Streamy is a good example, I think. They use HBase for the front end, and run MapReduce jobs on the back end. http://wiki.apache.org/hadoop-data/attachments/HBase(2f)HBas... Another presentation is here: http://www.docstoc.com/docs/2996433/Hadoop-and-HBase-vs-RDBM... That is Hadoop and Hadoop, which is nice - but HBase is optimized for the front end and is fundamentally different than typical batch operation of Hadoop.

CouchDB sort of takes this approach, albeit with key/value and pre-defined and materialized map/reduce views on the same store. I think this dichotomy will become increasingly common, and will be less cumbersome than it currently is as the tools mature.
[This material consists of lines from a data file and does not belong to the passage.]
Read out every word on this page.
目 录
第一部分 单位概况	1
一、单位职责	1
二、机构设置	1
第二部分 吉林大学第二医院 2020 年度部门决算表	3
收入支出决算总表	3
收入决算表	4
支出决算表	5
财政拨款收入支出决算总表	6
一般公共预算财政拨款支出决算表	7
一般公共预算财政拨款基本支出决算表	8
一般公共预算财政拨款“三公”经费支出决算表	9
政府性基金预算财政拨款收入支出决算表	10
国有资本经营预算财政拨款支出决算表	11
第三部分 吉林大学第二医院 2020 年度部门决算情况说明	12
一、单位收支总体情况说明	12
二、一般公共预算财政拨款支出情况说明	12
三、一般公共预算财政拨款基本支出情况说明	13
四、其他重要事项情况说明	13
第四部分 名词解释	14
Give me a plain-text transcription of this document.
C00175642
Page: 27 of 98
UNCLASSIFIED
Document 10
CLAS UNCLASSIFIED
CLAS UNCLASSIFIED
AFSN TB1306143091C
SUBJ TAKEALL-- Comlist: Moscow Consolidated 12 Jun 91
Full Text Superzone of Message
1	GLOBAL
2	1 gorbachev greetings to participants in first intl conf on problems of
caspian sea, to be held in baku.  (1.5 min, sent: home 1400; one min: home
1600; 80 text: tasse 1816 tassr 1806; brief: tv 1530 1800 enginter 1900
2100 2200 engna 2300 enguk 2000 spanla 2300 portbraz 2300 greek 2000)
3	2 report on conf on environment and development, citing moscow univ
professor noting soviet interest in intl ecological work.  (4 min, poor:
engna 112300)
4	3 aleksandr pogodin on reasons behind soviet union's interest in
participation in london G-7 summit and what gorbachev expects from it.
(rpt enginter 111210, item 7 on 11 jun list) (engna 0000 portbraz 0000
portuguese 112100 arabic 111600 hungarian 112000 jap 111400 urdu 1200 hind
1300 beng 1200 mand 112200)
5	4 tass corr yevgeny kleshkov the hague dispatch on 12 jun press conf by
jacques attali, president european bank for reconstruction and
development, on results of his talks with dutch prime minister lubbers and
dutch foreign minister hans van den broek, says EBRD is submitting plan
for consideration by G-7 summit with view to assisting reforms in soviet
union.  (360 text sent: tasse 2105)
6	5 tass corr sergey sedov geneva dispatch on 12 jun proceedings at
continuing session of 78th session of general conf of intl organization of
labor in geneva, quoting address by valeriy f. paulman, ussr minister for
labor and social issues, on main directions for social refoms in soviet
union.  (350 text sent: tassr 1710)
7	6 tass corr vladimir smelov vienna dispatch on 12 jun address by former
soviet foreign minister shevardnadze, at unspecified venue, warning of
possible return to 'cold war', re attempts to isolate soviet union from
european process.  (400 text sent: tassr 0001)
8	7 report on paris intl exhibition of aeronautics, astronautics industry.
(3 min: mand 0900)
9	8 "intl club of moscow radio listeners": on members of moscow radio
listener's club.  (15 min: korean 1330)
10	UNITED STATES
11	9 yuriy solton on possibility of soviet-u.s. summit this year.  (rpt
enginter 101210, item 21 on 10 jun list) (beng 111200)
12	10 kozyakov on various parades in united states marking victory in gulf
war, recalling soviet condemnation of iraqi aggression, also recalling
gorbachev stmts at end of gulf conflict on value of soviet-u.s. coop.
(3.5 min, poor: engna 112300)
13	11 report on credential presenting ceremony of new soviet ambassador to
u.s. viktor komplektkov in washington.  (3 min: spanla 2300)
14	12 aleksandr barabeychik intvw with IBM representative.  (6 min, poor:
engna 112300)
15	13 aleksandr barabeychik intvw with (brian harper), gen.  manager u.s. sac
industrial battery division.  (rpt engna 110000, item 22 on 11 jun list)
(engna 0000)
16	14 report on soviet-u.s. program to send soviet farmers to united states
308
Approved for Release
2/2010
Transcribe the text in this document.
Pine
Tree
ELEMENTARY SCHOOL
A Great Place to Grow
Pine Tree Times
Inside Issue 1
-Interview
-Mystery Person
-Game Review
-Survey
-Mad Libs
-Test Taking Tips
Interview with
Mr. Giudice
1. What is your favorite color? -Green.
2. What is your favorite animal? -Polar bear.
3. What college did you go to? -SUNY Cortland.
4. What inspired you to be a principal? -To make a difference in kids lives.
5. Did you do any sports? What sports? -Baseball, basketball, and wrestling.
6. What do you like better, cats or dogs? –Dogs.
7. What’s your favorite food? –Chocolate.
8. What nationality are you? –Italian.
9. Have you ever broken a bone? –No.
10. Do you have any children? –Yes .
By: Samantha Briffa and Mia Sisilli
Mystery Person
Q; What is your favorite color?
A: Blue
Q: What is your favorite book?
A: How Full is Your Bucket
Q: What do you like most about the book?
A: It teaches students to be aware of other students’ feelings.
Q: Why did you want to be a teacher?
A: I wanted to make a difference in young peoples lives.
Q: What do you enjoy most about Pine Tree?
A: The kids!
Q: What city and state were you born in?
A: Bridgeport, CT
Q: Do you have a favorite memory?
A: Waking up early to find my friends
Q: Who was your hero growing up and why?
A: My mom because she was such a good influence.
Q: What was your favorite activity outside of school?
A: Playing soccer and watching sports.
Key/Value for the front end and Map/Reduce on the back end makes a lot of sense for a lot of problems, since key/value is how many applications actually work, and there is the added benefit that systems like these scale linearly on commodity hardware using FOSS, can make it cost effective - and much simpler, than scaling a traditional RDBMs as an analytic data-store. The upside to this is too good for these systems not to win a big chunk of the market. And you can have your SQL - albeit on top of MapReduce - in reports, where it belongs :)